GN: Could you tell us more about your sound? (Effects, etc)
BL: I record everything straight to harddisk using Cakwalk SONAR software. I have a Wavecenter sound card with 10 digital outputs connected to a digital mixing desk, and another analog mixing desk that I use as a submixer for all synth- and related stuff. Even though I record to harddisk instead of tape, I try to keep things as “live” as possible. I deliberately stay away from too much “tweaking” inside the software. If there are minor glitches or timing problems, I leave them like they are. And if there are more serious problems, I hit “delete” and record again. I program the drum patterns when I write, but these are replaced by real played drums later. I bring in the drummer, and we do a marathon session where we record all the drums for a whole album, in a few days. I also try to add a lot of live percussion, I’ve got stacks of percussive things like shakers, tamborines, congas, bongos, djembe drum, sticks, bells, etc.
GN: About the future. What are your current plans for upcoming albums?

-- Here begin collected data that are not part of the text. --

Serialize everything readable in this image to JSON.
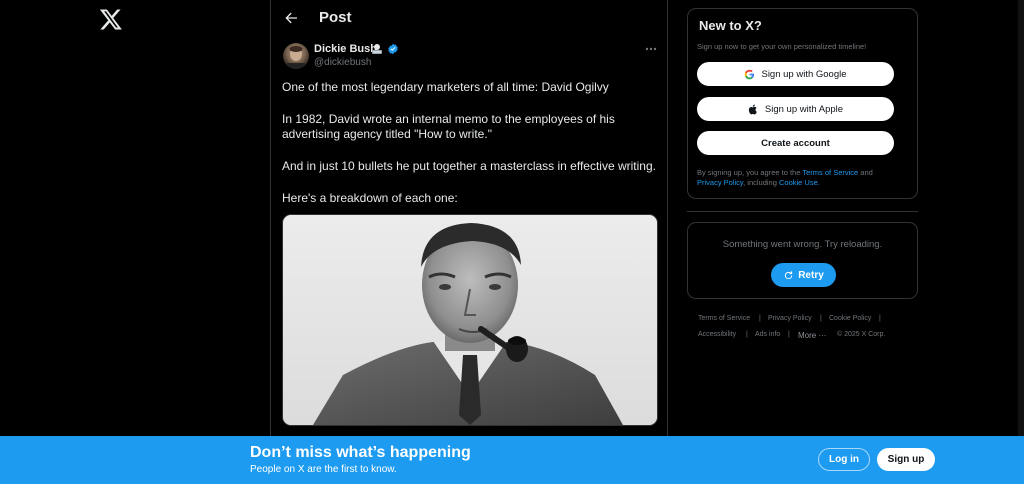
{
  "header": {
    "title": "Post"
  },
  "post": {
    "author_name": "Dickie Bush",
    "author_handle": "@dickiebush",
    "lines": [
      "One of the most legendary marketers of all time: David Ogilvy",
      "In 1982, David wrote an internal memo to the employees of his",
      "advertising agency titled \"How to write.\"",
      "And in just 10 bullets he put together a masterclass in effective writing.",
      "Here's a breakdown of each one:"
    ]
  },
  "signup": {
    "title": "New to X?",
    "subtitle": "Sign up now to get your own personalized timeline!",
    "google_label": "Sign up with Google",
    "apple_label": "Sign up with Apple",
    "create_label": "Create account",
    "legal_prefix": "By signing up, you agree to the ",
    "terms_link": "Terms of Service",
    "legal_and": " and",
    "privacy_link": "Privacy Policy",
    "legal_including": ", including ",
    "cookie_link": "Cookie Use."
  },
  "error": {
    "text": "Something went wrong. Try reloading.",
    "retry_label": "Retry"
  },
  "footer": {
    "terms": "Terms of Service",
    "privacy": "Privacy Policy",
    "cookie": "Cookie Policy",
    "accessibility": "Accessibility",
    "ads": "Ads info",
    "more": "More ···",
    "copyright": "© 2025 X Corp."
  },
  "banner": {
    "title": "Don’t miss what’s happening",
    "subtitle": "People on X are the first to know.",
    "login_label": "Log in",
    "signup_label": "Sign up"
  },
  "colors": {
    "accent": "#1d9bf0",
    "background": "#000000",
    "muted": "#71767b"
  },
  "icons": [
    "x-logo-icon",
    "back-arrow-icon",
    "verified-badge-icon",
    "more-icon",
    "google-icon",
    "apple-icon",
    "refresh-icon"
  ]
}
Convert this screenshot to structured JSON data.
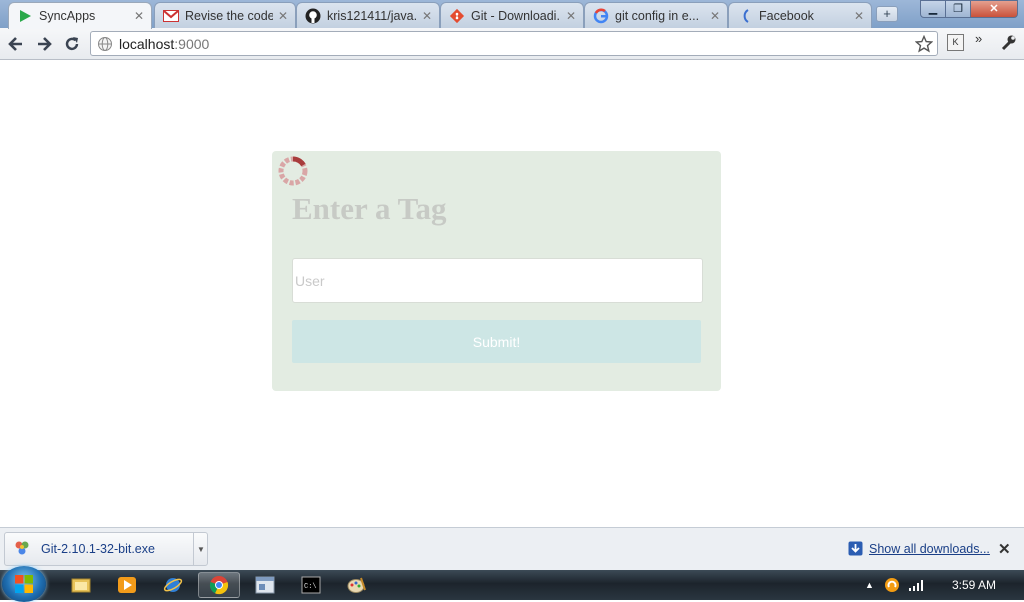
{
  "browser": {
    "tabs": [
      {
        "title": "SyncApps",
        "icon": "play-icon",
        "active": true
      },
      {
        "title": "Revise the code...",
        "icon": "gmail-icon",
        "active": false
      },
      {
        "title": "kris121411/java...",
        "icon": "github-icon",
        "active": false
      },
      {
        "title": "Git - Downloadi...",
        "icon": "git-icon",
        "active": false
      },
      {
        "title": "git config in e...",
        "icon": "google-icon",
        "active": false
      },
      {
        "title": "Facebook",
        "icon": "loading-icon",
        "active": false
      }
    ],
    "url_host": "localhost",
    "url_port": ":9000",
    "extension_label": "K"
  },
  "page": {
    "title": "Enter a Tag",
    "input_placeholder": "User",
    "input_value": "",
    "submit_label": "Submit!"
  },
  "downloads": {
    "item_name": "Git-2.10.1-32-bit.exe",
    "show_all_label": "Show all downloads..."
  },
  "taskbar": {
    "clock": "3:59 AM",
    "apps": [
      "explorer-icon",
      "media-player-icon",
      "ie-icon",
      "chrome-icon",
      "window-icon",
      "cmd-icon",
      "paint-icon"
    ]
  },
  "colors": {
    "card_background": "#e3ece2",
    "submit_background": "#cde6e5",
    "title_color": "#c7cac5",
    "spinner_color": "#a83c3c"
  }
}
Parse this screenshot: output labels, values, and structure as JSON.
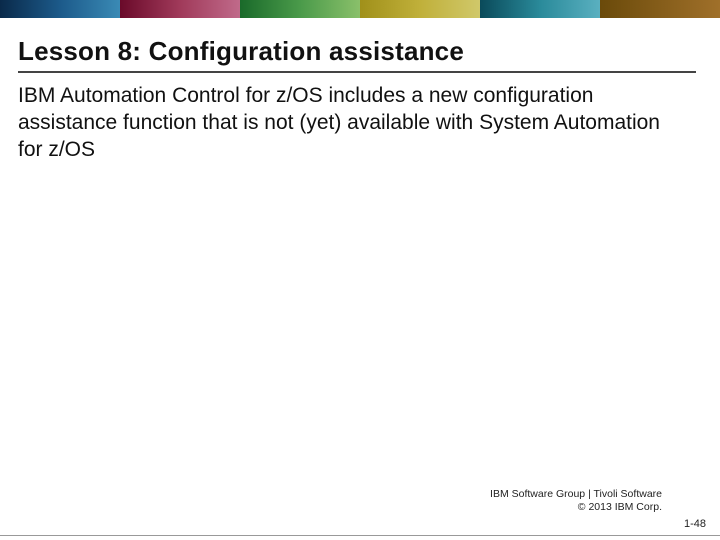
{
  "slide": {
    "title": "Lesson 8: Configuration assistance",
    "body": "IBM Automation Control for z/OS includes a new configuration assistance function that is not (yet) available with System Automation for z/OS"
  },
  "footer": {
    "org": "IBM Software Group | Tivoli Software",
    "copyright": "© 2013 IBM Corp.",
    "page": "1-48"
  }
}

BL: I’m not sure yet. I’m writing some new material with a more “spacey” or “sci-fi” feel to it, but on the other hand, I’m also still writing some nature-inspired, acoustic fantasy sympho-rock stuff. The two types of songs probably won’t fit together on the same album. So I don’t know yet, what my next one will be. I’ll just keep writing and recording for a few months and see how it goes. For the last 5 years I have always known exactly what was needed, I had to write this-and-that for so-and-so project. So now it feels good to just write without preconceptions, just let the music go where it wants to, and see what happens.
GN: Have you found that moving to Proximity Records has been beneficial for your career?

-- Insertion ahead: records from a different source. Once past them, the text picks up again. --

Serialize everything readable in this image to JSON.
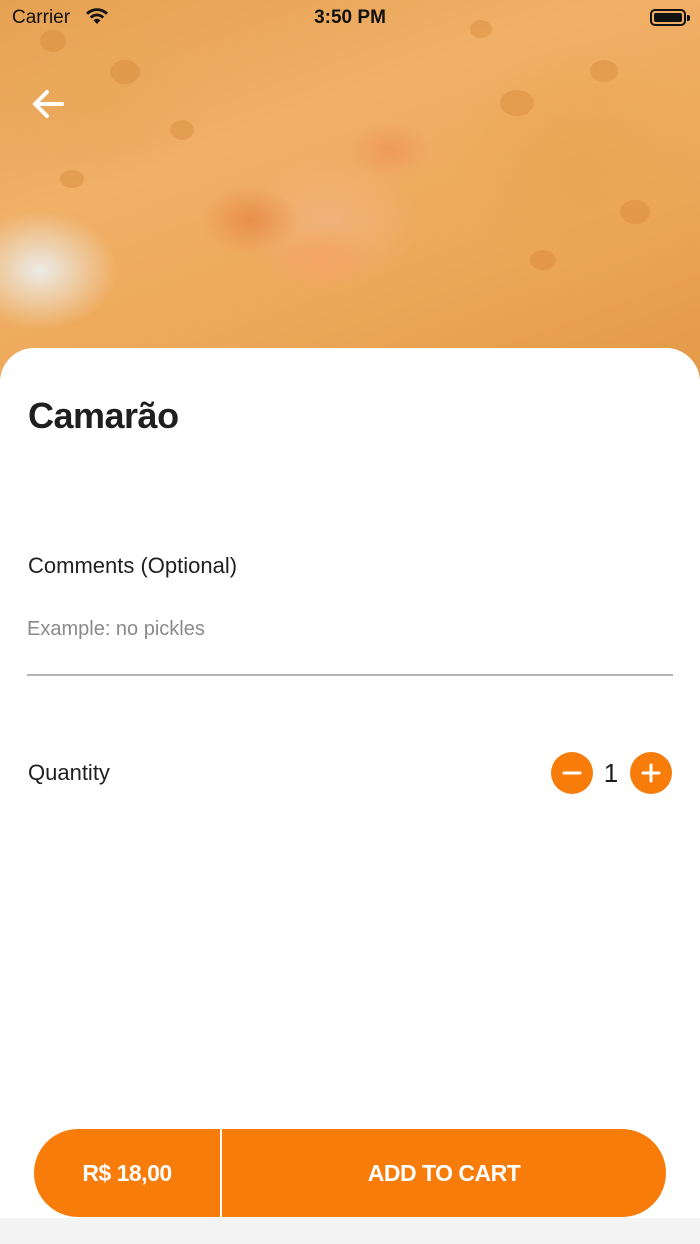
{
  "status_bar": {
    "carrier": "Carrier",
    "time": "3:50 PM",
    "icons": [
      "wifi-icon",
      "battery-icon"
    ]
  },
  "hero": {
    "image": "food-photo-camarao-pastel",
    "back_icon": "arrow-left-icon"
  },
  "product": {
    "name": "Camarão"
  },
  "comments": {
    "label": "Comments (Optional)",
    "placeholder": "Example: no pickles",
    "value": ""
  },
  "quantity": {
    "label": "Quantity",
    "value": "1",
    "decrement_icon": "minus-icon",
    "increment_icon": "plus-icon"
  },
  "cart": {
    "price": "R$ 18,00",
    "button_label": "ADD TO CART"
  },
  "colors": {
    "accent": "#f77c0a",
    "text": "#1f1f1f",
    "placeholder": "#8a8a8a"
  }
}
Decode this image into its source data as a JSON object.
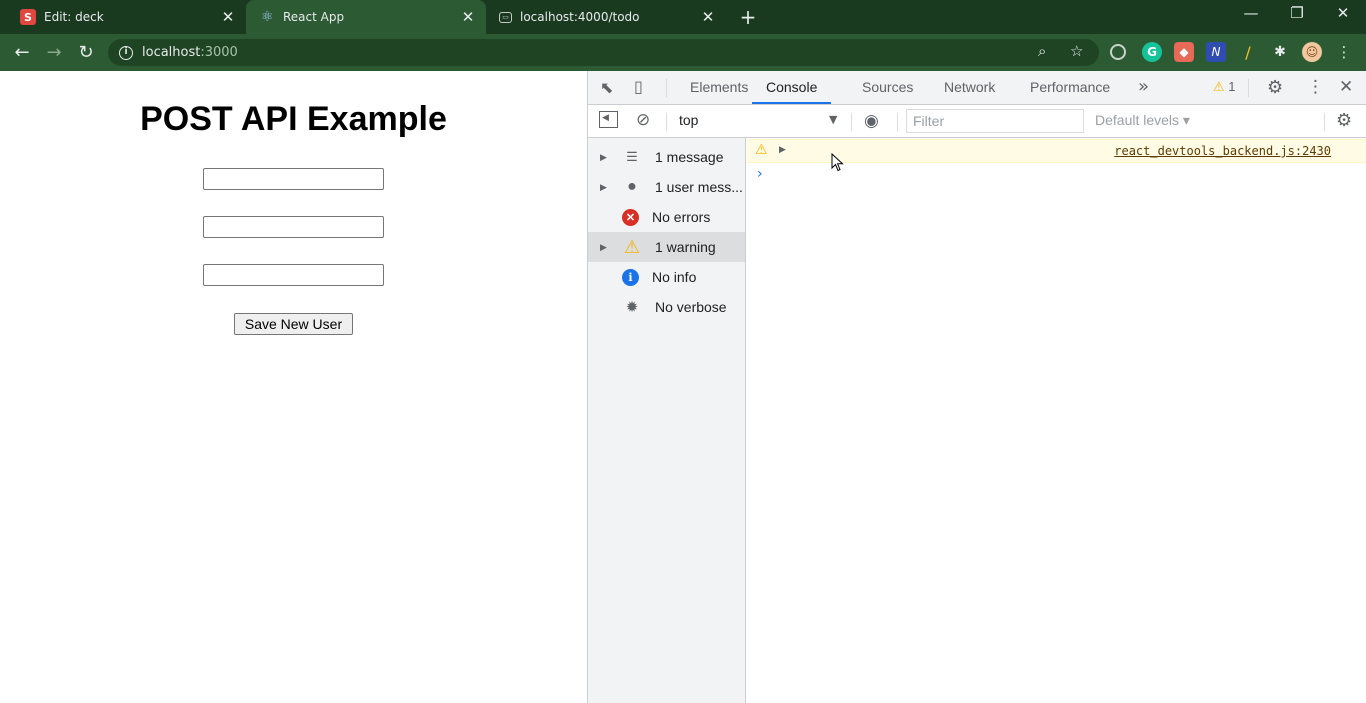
{
  "browser": {
    "tabs": [
      {
        "title": "Edit: deck",
        "favicon": "slides-icon",
        "favicon_text": "S"
      },
      {
        "title": "React App",
        "favicon": "react-icon",
        "favicon_text": "⚛"
      },
      {
        "title": "localhost:4000/todo",
        "favicon": "page-icon",
        "favicon_text": "▭"
      }
    ],
    "new_tab": "+",
    "window_controls": {
      "minimize": "—",
      "restore": "❐",
      "close": "✕"
    },
    "address": {
      "host": "localhost",
      "port": ":3000"
    }
  },
  "page": {
    "heading": "POST API Example",
    "inputs": [
      "",
      "",
      ""
    ],
    "button_label": "Save New User"
  },
  "devtools": {
    "tabs": [
      "Elements",
      "Console",
      "Sources",
      "Network",
      "Performance"
    ],
    "active_tab": "Console",
    "more_tabs": "»",
    "warning_count": "1",
    "context": "top",
    "filter_placeholder": "Filter",
    "levels": "Default levels ▾",
    "sidebar": [
      {
        "label": "1 message",
        "icon": "list-icon",
        "expandable": true
      },
      {
        "label": "1 user mess...",
        "icon": "user-icon",
        "expandable": true
      },
      {
        "label": "No errors",
        "icon": "error-icon",
        "expandable": false
      },
      {
        "label": "1 warning",
        "icon": "warning-icon",
        "expandable": true,
        "selected": true
      },
      {
        "label": "No info",
        "icon": "info-icon",
        "expandable": false
      },
      {
        "label": "No verbose",
        "icon": "bug-icon",
        "expandable": false
      }
    ],
    "messages": [
      {
        "level": "warning",
        "text": "",
        "source": "react_devtools_backend.js:2430"
      }
    ],
    "prompt": "›"
  },
  "colors": {
    "tabstrip": "#1a3a20",
    "toolbar": "#2c5a32",
    "accent": "#1a73e8",
    "warning": "#f5b400",
    "error": "#d93025"
  }
}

BL: It’s hard to say. Both Proximity and my previous label Cyclops are small labels. It probably doesn’t make a whole lot of difference sales-wise. But I went to Proximity Records now, because the guy who runs it is a good personal friend of mine, and I know he works very hard and is very enthusiastic. I’m still on very good terms with Cyclops Records, the split was completely amicable. They are carrying my new CD as a distributor, and we are good friends.
GN: Does your MP3 site help a lot toward having your music better known?
BL: Yes, I think it does. It doesn’t lead to many direct sales (I’ve never seen an artist on mp3.com who actually sell a lot of CDs through that site), but I like to think that it leads to new fans and helps to add to the long-term fan base.
GN: Any plans for live shows?
BL: Not at this time. With me playing 90% of the stuff myself, the only way this could be done live would be (a) to set up a sequencer or backing tape, and just play along with it, or (b) put a big band together. The first option definitely a no-no for me, because I’ve seen those kinds of gigs where some guy sits and plays along with a tape, and I think it’s really really sad and embarrassing. So that’s definitely off. The other option is a possibility, and I’ve played in bands in the past, but I’m thinking it would take a lot of time and energy to get a band together, learn all the songs (and most musicians are probably not too keen on just joining a band and playing somebody else’s songs, without having any writing influence), and rehearse until everybody knows everything. The amount of sheer work that would go into this would mean that I would have to sacrifice other things, like writing new music, trying to promote the music, record new ideas, connect with the guest musicians, and so on. So anyway, for the time being, I don’t have any plans to do any live gigs.
GN: Any plans for Soundtracks?
BL: I would always be interested in soundtrack work. I have done some small bits and pieces, but nothing major. Should the opportunity come along, I would welcome it.